Казалось, мировая война все еще не кончилась. Ее влияние чувствовалось до сих пор, она тяжким бременем лежала на плечах людей, и люди молча несли его. Головы у них клонились как-то ниже, чем у людей в других странах мира. Сквозь хмурые тучи пробилось солнце. Но никто его не заметил.

Старьевщик стоял в дверях.

— Каждое — восемь марок! — при этом он даже не взглянул на них, он нюхом чуял, что денег у них нет.

Значит, шестнадцать. Берлин велик. Но жесток. Чтобы вырвать у этого четырехмиллионого города шестнадцать марок, нужна железная настойчивость.

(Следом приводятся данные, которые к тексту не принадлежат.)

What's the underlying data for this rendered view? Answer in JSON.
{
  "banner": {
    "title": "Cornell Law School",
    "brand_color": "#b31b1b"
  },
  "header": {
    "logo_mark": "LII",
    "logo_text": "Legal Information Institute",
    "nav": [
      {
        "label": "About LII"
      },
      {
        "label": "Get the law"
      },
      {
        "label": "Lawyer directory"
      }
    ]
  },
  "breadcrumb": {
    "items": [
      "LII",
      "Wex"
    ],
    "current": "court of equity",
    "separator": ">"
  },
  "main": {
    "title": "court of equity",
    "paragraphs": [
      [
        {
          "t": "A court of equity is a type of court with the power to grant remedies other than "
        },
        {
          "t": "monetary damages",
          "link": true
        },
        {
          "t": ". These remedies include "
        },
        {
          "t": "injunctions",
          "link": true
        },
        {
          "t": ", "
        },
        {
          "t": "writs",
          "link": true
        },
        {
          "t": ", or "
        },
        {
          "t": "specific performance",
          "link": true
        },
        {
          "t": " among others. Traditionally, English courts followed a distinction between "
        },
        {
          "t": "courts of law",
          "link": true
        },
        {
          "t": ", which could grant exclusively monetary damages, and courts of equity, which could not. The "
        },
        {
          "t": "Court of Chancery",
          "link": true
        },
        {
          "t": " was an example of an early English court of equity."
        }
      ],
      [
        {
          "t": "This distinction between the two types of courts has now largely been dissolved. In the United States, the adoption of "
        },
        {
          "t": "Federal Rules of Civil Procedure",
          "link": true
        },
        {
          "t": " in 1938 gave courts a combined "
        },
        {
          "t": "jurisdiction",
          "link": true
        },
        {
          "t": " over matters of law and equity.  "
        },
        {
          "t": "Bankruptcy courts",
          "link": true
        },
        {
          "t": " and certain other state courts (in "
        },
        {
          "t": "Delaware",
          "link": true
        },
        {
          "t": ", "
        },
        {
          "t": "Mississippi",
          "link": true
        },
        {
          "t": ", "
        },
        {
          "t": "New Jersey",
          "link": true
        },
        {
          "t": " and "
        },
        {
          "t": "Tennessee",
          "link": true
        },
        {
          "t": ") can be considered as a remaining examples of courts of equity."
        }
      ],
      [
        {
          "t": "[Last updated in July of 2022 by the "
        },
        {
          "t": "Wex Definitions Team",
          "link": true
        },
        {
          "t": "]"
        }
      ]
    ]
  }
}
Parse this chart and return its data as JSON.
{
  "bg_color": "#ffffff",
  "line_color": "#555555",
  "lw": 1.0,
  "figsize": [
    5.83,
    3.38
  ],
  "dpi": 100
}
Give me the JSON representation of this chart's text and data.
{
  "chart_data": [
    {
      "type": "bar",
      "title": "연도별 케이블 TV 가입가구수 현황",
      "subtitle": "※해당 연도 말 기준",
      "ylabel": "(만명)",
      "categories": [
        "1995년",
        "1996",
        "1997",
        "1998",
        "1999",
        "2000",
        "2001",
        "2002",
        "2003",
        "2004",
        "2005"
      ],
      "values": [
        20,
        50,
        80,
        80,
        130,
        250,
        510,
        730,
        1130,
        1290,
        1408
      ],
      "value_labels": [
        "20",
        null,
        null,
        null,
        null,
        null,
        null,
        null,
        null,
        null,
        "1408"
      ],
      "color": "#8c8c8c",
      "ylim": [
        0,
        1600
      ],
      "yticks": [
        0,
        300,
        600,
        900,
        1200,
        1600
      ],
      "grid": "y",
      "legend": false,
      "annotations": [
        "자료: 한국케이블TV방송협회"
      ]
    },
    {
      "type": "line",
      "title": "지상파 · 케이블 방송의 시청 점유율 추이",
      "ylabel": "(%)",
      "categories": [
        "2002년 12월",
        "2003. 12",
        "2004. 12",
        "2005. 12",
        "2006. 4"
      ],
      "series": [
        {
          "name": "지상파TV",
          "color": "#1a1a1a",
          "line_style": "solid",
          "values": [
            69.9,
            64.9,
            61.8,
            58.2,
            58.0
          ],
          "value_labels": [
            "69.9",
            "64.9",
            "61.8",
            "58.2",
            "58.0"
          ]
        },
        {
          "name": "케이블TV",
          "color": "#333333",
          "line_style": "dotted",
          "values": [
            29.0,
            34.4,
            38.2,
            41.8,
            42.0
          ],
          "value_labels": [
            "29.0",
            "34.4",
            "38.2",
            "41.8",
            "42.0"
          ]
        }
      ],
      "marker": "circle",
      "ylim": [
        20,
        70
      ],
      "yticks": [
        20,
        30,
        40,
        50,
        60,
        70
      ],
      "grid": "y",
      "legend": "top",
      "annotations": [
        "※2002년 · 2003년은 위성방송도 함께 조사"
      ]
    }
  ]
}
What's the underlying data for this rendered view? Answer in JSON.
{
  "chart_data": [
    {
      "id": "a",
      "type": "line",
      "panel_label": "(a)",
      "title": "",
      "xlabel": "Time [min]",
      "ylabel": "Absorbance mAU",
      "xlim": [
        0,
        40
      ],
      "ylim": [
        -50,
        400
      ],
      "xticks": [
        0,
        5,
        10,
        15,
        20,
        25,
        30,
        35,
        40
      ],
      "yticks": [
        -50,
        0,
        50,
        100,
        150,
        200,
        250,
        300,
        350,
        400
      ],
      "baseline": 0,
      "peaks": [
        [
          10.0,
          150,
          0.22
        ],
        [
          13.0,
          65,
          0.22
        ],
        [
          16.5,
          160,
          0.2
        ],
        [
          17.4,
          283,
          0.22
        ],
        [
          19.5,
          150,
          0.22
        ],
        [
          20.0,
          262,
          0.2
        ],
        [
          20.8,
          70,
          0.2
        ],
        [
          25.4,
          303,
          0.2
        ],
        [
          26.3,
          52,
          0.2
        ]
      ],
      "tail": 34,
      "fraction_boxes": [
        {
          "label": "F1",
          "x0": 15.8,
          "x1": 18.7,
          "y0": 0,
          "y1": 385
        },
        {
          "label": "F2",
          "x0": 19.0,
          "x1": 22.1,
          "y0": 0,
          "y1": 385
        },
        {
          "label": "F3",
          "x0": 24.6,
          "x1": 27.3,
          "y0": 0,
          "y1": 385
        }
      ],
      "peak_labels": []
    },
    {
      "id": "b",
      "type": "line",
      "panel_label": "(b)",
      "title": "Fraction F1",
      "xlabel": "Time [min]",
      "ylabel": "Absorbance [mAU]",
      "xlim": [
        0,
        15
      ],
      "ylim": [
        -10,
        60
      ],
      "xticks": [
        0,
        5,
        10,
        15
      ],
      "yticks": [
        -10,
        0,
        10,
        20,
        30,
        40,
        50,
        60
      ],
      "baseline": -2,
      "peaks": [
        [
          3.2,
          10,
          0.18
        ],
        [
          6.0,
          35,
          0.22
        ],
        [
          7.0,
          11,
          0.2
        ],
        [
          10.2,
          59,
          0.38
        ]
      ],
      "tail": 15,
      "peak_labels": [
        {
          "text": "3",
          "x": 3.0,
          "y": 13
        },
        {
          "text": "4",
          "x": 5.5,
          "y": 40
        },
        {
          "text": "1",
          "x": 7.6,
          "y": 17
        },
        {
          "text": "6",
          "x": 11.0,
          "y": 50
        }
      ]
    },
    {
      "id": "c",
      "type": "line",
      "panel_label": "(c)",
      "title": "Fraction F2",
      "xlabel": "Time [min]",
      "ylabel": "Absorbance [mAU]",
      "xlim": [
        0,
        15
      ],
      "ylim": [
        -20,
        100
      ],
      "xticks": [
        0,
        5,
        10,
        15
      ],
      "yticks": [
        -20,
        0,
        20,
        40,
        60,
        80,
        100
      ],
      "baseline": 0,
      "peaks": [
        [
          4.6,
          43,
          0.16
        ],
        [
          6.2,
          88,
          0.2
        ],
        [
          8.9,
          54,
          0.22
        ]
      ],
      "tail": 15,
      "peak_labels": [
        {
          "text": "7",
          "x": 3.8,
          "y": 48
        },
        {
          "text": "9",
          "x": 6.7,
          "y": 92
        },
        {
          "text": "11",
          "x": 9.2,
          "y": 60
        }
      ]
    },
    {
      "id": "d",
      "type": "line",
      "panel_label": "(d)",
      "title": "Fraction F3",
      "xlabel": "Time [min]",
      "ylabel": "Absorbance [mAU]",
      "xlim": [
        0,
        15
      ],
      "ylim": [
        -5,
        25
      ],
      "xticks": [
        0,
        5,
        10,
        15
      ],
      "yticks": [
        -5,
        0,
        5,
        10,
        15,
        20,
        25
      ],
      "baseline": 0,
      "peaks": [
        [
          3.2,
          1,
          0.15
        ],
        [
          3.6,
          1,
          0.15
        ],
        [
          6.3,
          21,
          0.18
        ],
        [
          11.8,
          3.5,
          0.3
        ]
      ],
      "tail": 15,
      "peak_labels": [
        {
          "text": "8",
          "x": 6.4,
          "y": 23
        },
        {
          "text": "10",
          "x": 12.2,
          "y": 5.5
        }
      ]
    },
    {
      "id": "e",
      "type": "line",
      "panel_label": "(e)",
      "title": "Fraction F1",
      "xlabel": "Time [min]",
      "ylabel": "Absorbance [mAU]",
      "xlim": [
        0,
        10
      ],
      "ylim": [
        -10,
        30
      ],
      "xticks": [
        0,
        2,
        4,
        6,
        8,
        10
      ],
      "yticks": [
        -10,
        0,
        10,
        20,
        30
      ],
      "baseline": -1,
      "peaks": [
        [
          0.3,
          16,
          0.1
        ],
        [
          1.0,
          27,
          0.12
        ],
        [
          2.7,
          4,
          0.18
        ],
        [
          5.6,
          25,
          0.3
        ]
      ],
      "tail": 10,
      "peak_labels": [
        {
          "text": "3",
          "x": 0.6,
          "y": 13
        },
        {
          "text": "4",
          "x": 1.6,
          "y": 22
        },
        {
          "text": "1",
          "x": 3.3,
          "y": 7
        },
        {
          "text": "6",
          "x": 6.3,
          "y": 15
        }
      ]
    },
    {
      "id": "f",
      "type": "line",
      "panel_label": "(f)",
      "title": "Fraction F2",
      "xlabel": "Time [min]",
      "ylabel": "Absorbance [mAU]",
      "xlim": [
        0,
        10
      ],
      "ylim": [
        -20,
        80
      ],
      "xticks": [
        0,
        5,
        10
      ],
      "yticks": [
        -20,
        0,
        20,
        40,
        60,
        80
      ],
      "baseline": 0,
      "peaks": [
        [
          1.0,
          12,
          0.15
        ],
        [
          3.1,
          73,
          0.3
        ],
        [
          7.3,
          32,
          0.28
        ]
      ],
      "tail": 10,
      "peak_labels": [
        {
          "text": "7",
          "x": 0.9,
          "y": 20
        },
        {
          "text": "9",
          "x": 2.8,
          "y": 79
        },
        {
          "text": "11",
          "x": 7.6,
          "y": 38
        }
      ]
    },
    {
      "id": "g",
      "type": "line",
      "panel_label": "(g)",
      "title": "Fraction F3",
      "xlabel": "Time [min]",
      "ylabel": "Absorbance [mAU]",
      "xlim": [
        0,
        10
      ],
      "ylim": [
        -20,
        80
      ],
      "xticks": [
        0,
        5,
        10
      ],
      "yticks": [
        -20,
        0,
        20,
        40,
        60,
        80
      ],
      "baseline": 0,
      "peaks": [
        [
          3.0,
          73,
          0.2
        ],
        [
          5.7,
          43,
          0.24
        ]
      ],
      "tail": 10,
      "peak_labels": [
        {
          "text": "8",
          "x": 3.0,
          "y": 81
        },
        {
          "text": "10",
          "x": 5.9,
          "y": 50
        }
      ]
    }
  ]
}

Они еще раз осмотрели оба пальто, которые висели на вешалке у входа в лавчонку и казались довольно теплыми.

— Он бы их здорово отутюжил.

— Да, ему уж больше не утюжить, он уже давно истлел.

— Ему-то хорошо.

— Хотелось бы тебе того же?

Тут Стеклянный Глаз опять покосился вправо и сказал:

— Не знаю; пока еще не знаю.

Повсюду на необозримой равнине возвышались серые дома. По бесконечным выщербленным асфальтированным улицам, вдоль и поперек пересекавшим город, без цели брели замерзшие Стеклянный Глаз и секретарь. Цель их висела позади, в лавке — на вешалке.

Еще три недели, и они смогут получать пособие. В одной из пивных у Силезского вокзала они встретили седого человечка, который вызвался помочь им в этом деле. За соответствующее вознаграждение он сводил достойных доверия лиц, по каким-либо причинам не получавшим пособия, с человеком, который за соответствующее вознаграждение доставлял им работу на срок, дающий право получения пособия. Это была его профессия. У него были всегда под рукой люди, профессией которых было за соответствующее вознаграждение нанимать рабочих и сообщать об этом на биржу труда, не давая им фактически ни работы, ни жалованья.

— А если кто-нибудь потом — вперед заплатить никто не в состоянии — откажется отдать причитающееся вознаграждение?

— Тогда он рискует потерять свое пособие. Ого, у того человека, который фиктивно предоставляет работу, дело поставлено на широкую ногу. Впрочем, ничего подобного еще ни разу не случалось.

— Вот ты хотел изобрести новую профессию, — сказал секретарь Стеклянному Глазу. — Теперь ты видишь, что всему свой черед: сперва миллионы безработных, а потом только новая профессия — нанимать их и за это получать соответствующее вознаграждение… Да, да, без прогресса ничего не бывает.

Во всех городских конторах по найму они уже побывали и решили больше туда не ходить. Работа была только у сидевших там служащих, которые никому не могли предоставить работу.

Каждый день надо было заботиться об одном и том же — как добыть в огромном Берлине одну марку на хлеб, что было очень нелегко, и как найти пристанище на ночь, — наступили холода. Но они научились просить милостыню. Они научились этому в Берлине, потому что умирать они еще не умели.

В течение всей первой недели секретарь безуспешно пытался нажить деньги на цвете своих волос.

Он вдоль и поперек исходил гигантский город, добираясь до рабочих кварталов, где об окраске волос никогда и не слыхали. Но не встретил интереса к делу, без всякого напряжения удавшемуся в романских странах, где оно служило забавой для беззаботной толпы. В утешенье какой-то парикмахер побрил их даром. Но с той поры щетина их неудержимо разрослась, оставив открытой лишь небольшую часть бледных лиц.

Золотоискатели Аляски пробивались сквозь снега и льды ценой невообразимых лишений, с кулачными боями и поножовщиной, требовавшей напряжения всех сил. Но у них всегда сохранялась великая надежда. А два солдата совсем неромантичной серой пятимиллионной армии безработных шагали сквозь зиму 1930/31 года, лишенные какой-либо надежды. И вопрос, на который не было ответа: так что же нам делать? так что же нам все-таки делать? — не исчезал из их глаз, когда-то голубых, а ныне — бесцветных.